Since both of us are gone during the winter days, and since we had never had an airtight cookstove that would hold a fire all day or all night, we've never tried using a stock pot to make pot-au-feu. Literally translated, "pot-au-feu" means "pot on the fire." This traditional French dish usually involves cheaper cuts of beef, which need long cooking times to become tender, and vegetables cooked together. The pot would be left on the fire at all times, vegetable and meat scraps would be added as they became available, the grease skimmed from the top occasionally, and a quick supper of a once-in-a-lifetime soup could be had when desired.
Now that it has gotten colder and the stove is being fired daily, I decided to try my hand at this interesting dish. About two weeks ago, I had grilled T-bone steaks (the last from our home-grown steer). The bones from these steaks had a little bit of meat left on them, and they formed the base of our first pot-au-feu. I put them in the eight quart stock pot and filled it about half full of water. We had a half of an onion in the refrigerator that was beginning to look a little tired around the edges, so I cut it up and put it into the kettle with the beef bones.
Over the course of the next several days, all manner of leftovers were put into the kettle: pieces of tomato left from chicken veggie wraps, bones from pork steaks, an odd scrap of bacon that escaped repackaging when we were dividing up the pile of it which we purchased on a bulk meat sale, and even the bones left from fried chicken.
During the first week, we were experiencing chilly weather, so the pot stayed on the stove all of the time. I had read somewhere that as long as the pot was brought to a brisk boil each day, the broth wouldn't spoil, and so that is what I did. The weather last week was a bit warmer, so we were not banking the fire to last throughout the day. I removed the kettle from the stove and refrigerated it. This gave me the opportunity to skim the small amount of fat which congealed on the top. I put the pot back on the stove yesterday morning, knowing that the stove would be fired all day for other cooking purposes. In fact, that is when I put the chicken bones in. I was a bit nervous about that, by the way. It seemed rather strange to be putting fried chicken remains into a pot of boiling water, and I had read that you should be careful about putting poultry pieces into pot-au-feu because of the very small bones that can present a hazard. However, I did it anyway, and you cannot imagine what a delicious aroma issued forth from the stockpot after that!
All of this brings us to this afternoon. I strained the broth, picked the meat off the bones and returned it and the tomato and onion chunks to the broth. The broth was horribly bland, so I seasoned it with salt and pepper, garlic salt, dried parsley, a couple of bay leaves, and a handful of dried onion flakes. I cocked the lid of the kettle so that it could reduce for awhile. It simmered for a about an hour, and then I emptied a baggie of leftover homemade angel hair pasta into it.
While that cooked, I whipped up some buttermilk biscuits, using a new mixing method that a friend sent to me over a year ago via e-mail.
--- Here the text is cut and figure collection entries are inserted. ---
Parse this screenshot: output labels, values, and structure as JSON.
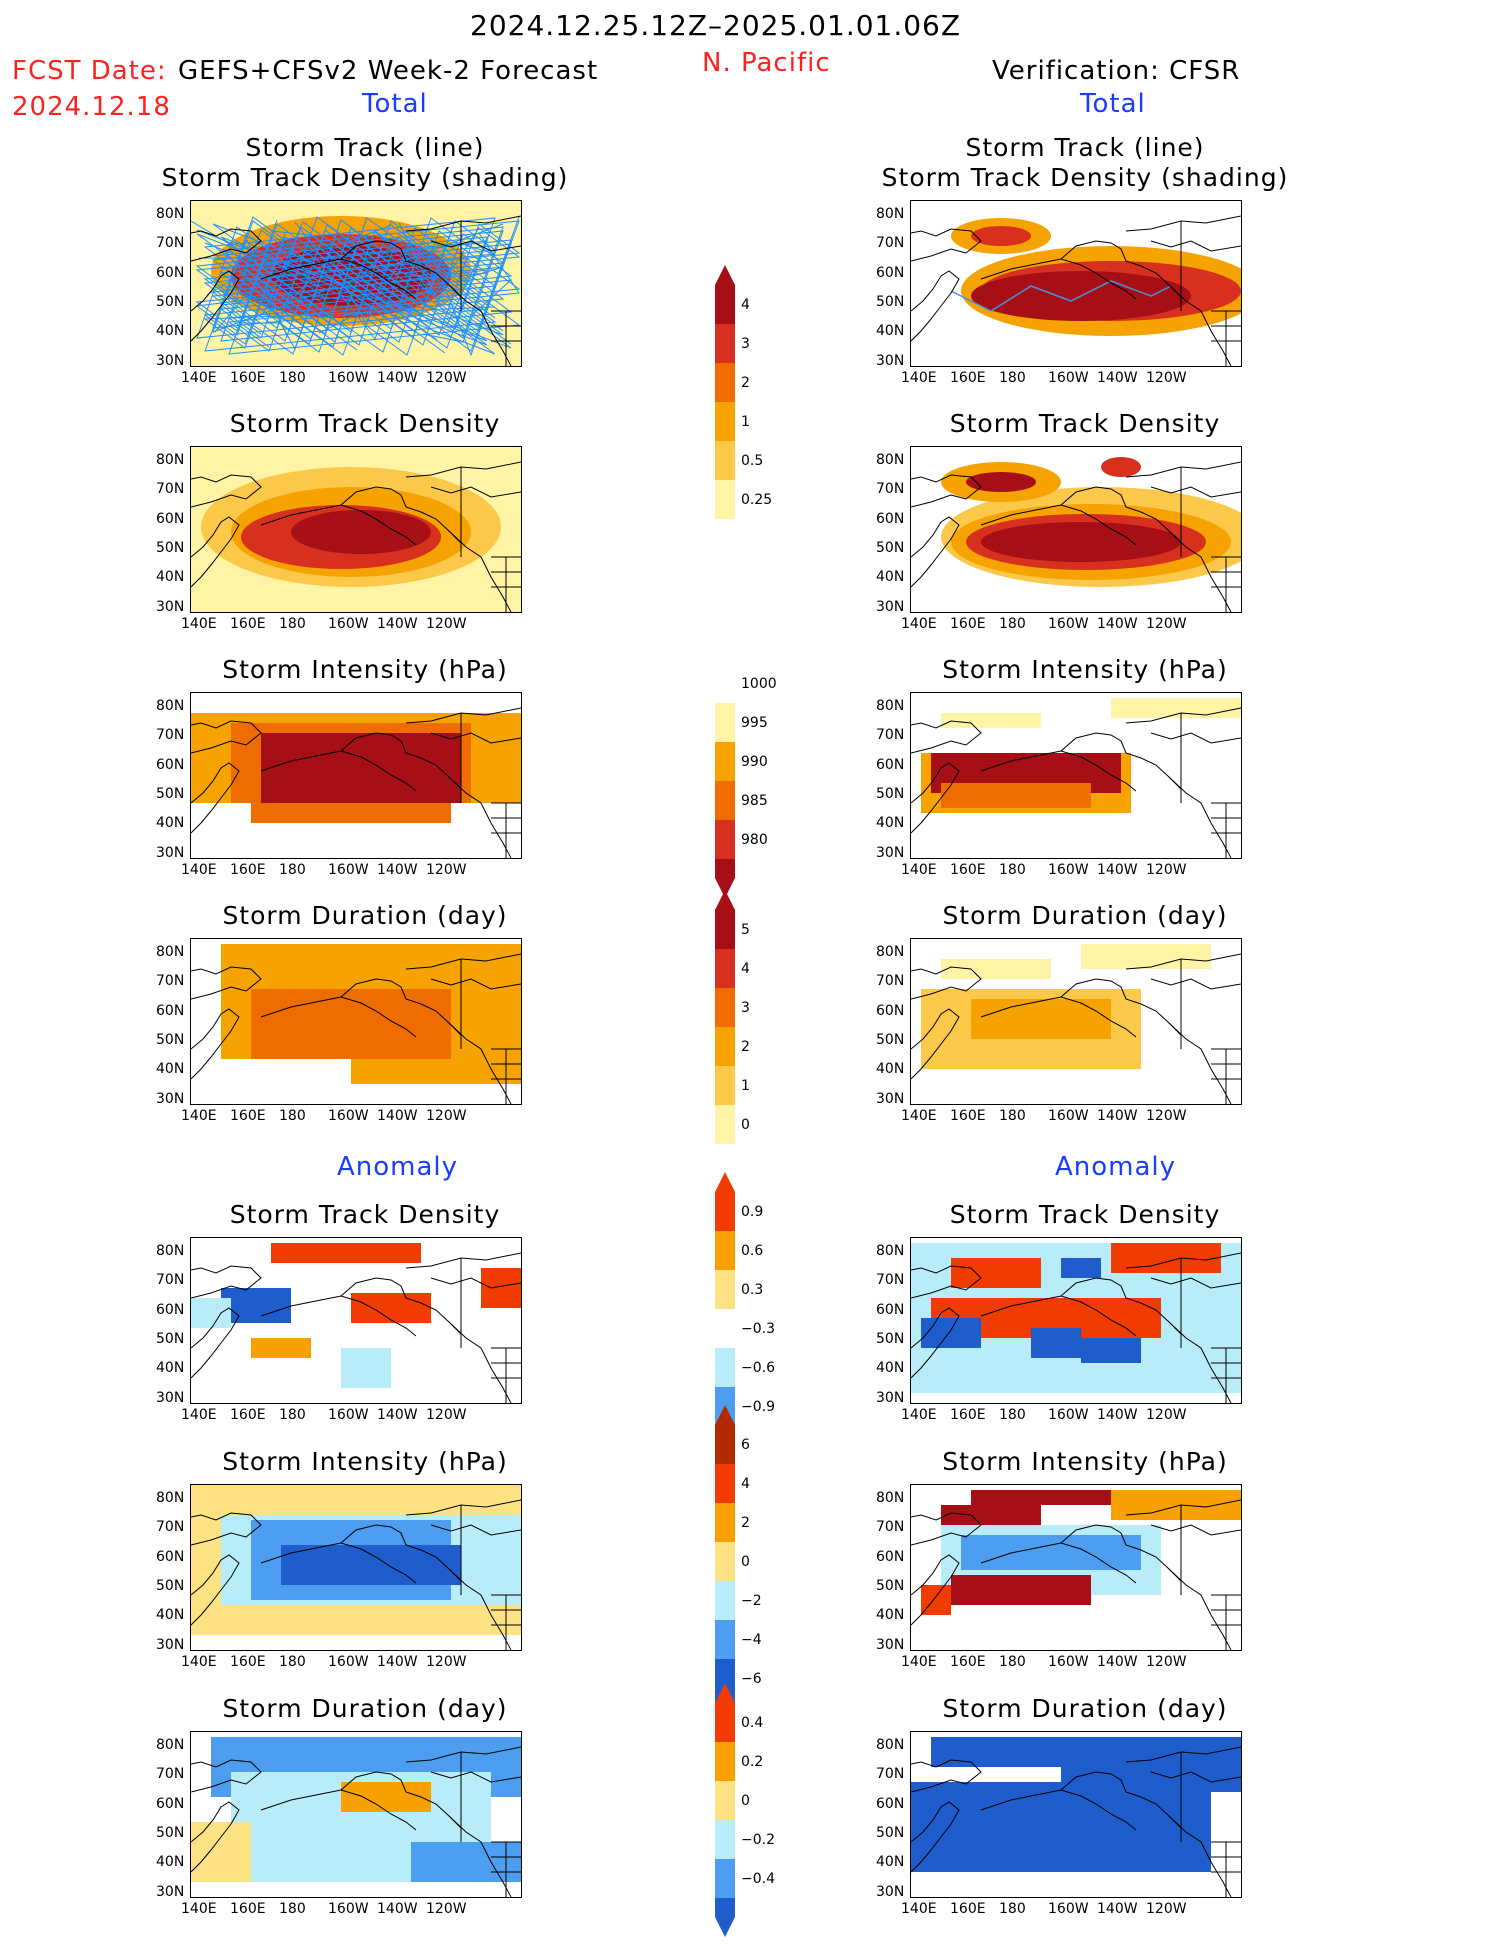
{
  "header": {
    "period": "2024.12.25.12Z–2025.01.01.06Z",
    "fcst_label": "FCST Date:",
    "fcst_model": "GEFS+CFSv2 Week-2 Forecast",
    "fcst_date": "2024.12.18",
    "region": "N. Pacific",
    "verification": "Verification: CFSR",
    "total_left": "Total",
    "total_right": "Total",
    "anomaly_left": "Anomaly",
    "anomaly_right": "Anomaly"
  },
  "panel_titles": {
    "track_line": "Storm Track (line)",
    "track_density_shading": "Storm Track Density (shading)",
    "track_density": "Storm Track Density",
    "intensity": "Storm Intensity (hPa)",
    "duration": "Storm Duration (day)"
  },
  "axes": {
    "x_ticks": [
      "140E",
      "160E",
      "180",
      "160W",
      "140W",
      "120W"
    ],
    "y_ticks": [
      "80N",
      "70N",
      "60N",
      "50N",
      "40N",
      "30N"
    ]
  },
  "colorbars": {
    "density": [
      "4",
      "3",
      "2",
      "1",
      "0.5",
      "0.25"
    ],
    "intensity": [
      "1000",
      "995",
      "990",
      "985",
      "980"
    ],
    "duration": [
      "5",
      "4",
      "3",
      "2",
      "1",
      "0"
    ],
    "density_anom": [
      "0.9",
      "0.6",
      "0.3",
      "−0.3",
      "−0.6",
      "−0.9"
    ],
    "intensity_anom": [
      "6",
      "4",
      "2",
      "0",
      "−2",
      "−4",
      "−6"
    ],
    "duration_anom": [
      "0.4",
      "0.2",
      "0",
      "−0.2",
      "−0.4"
    ]
  },
  "colors": {
    "dark_red": "#a50f15",
    "red": "#d7301f",
    "orange_red": "#ef6c00",
    "orange": "#f6a200",
    "light_orange": "#fbc84a",
    "pale_yellow": "#fff3a6",
    "anom_red": "#f03c00",
    "anom_orange": "#f7a000",
    "anom_yellow": "#fde283",
    "anom_light_blue": "#b8ecf8",
    "anom_mid_blue": "#4d9ef0",
    "anom_blue": "#1f5ccc",
    "track_line": "#1e90ff"
  },
  "chart_data": [
    {
      "type": "heatmap",
      "panel": "forecast-total-track",
      "title": "Storm Track (line) Storm Track Density (shading)",
      "units": "density",
      "xlim": [
        "140E",
        "110W"
      ],
      "ylim": [
        "25N",
        "85N"
      ]
    },
    {
      "type": "heatmap",
      "panel": "verification-total-track",
      "title": "Storm Track (line) Storm Track Density (shading)",
      "units": "density"
    },
    {
      "type": "heatmap",
      "panel": "forecast-total-density",
      "title": "Storm Track Density",
      "levels": [
        0.25,
        0.5,
        1,
        2,
        3,
        4
      ]
    },
    {
      "type": "heatmap",
      "panel": "verification-total-density",
      "title": "Storm Track Density",
      "levels": [
        0.25,
        0.5,
        1,
        2,
        3,
        4
      ]
    },
    {
      "type": "heatmap",
      "panel": "forecast-total-intensity",
      "title": "Storm Intensity (hPa)",
      "levels": [
        980,
        985,
        990,
        995,
        1000
      ]
    },
    {
      "type": "heatmap",
      "panel": "verification-total-intensity",
      "title": "Storm Intensity (hPa)",
      "levels": [
        980,
        985,
        990,
        995,
        1000
      ]
    },
    {
      "type": "heatmap",
      "panel": "forecast-total-duration",
      "title": "Storm Duration (day)",
      "levels": [
        0,
        1,
        2,
        3,
        4,
        5
      ]
    },
    {
      "type": "heatmap",
      "panel": "verification-total-duration",
      "title": "Storm Duration (day)",
      "levels": [
        0,
        1,
        2,
        3,
        4,
        5
      ]
    },
    {
      "type": "heatmap",
      "panel": "forecast-anom-density",
      "title": "Storm Track Density",
      "levels": [
        -0.9,
        -0.6,
        -0.3,
        0.3,
        0.6,
        0.9
      ]
    },
    {
      "type": "heatmap",
      "panel": "verification-anom-density",
      "title": "Storm Track Density",
      "levels": [
        -0.9,
        -0.6,
        -0.3,
        0.3,
        0.6,
        0.9
      ]
    },
    {
      "type": "heatmap",
      "panel": "forecast-anom-intensity",
      "title": "Storm Intensity (hPa)",
      "levels": [
        -6,
        -4,
        -2,
        0,
        2,
        4,
        6
      ]
    },
    {
      "type": "heatmap",
      "panel": "verification-anom-intensity",
      "title": "Storm Intensity (hPa)",
      "levels": [
        -6,
        -4,
        -2,
        0,
        2,
        4,
        6
      ]
    },
    {
      "type": "heatmap",
      "panel": "forecast-anom-duration",
      "title": "Storm Duration (day)",
      "levels": [
        -0.4,
        -0.2,
        0,
        0.2,
        0.4
      ]
    },
    {
      "type": "heatmap",
      "panel": "verification-anom-duration",
      "title": "Storm Duration (day)",
      "levels": [
        -0.4,
        -0.2,
        0,
        0.2,
        0.4
      ]
    }
  ]
}
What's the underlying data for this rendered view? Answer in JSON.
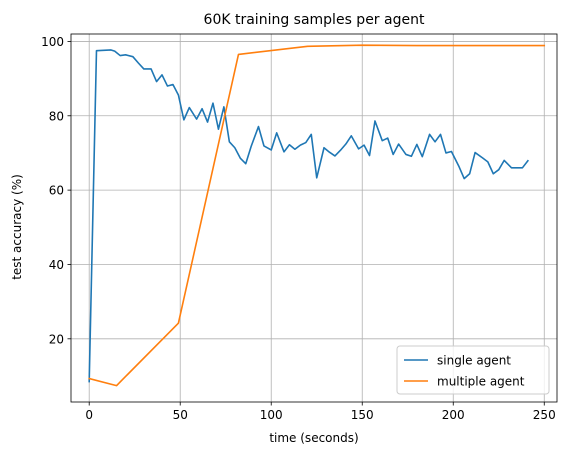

Instead of cutting the shortening into the flour, you melt the shortening and then beat it into the cold buttermilk or milk. The result is that the shortening is evenly distributed. It worked splendidly.
At any rate, by the time the biscuits were done, the soup had reduced to about half of its original volume of liquid, and it was wonderful. As I see it, the best part of the whole thing was that we had an amazing soup which cost us nothing more than a tiny bit of seasoning, and the making of the soup actually reduced our food waste. Pot-au-feu is definitely not a dish that one would attempt with a modern stove, but it is ideally suited to the wood cookstove, and I have a hunch that we will be enjoying quite a few of these over the next few months.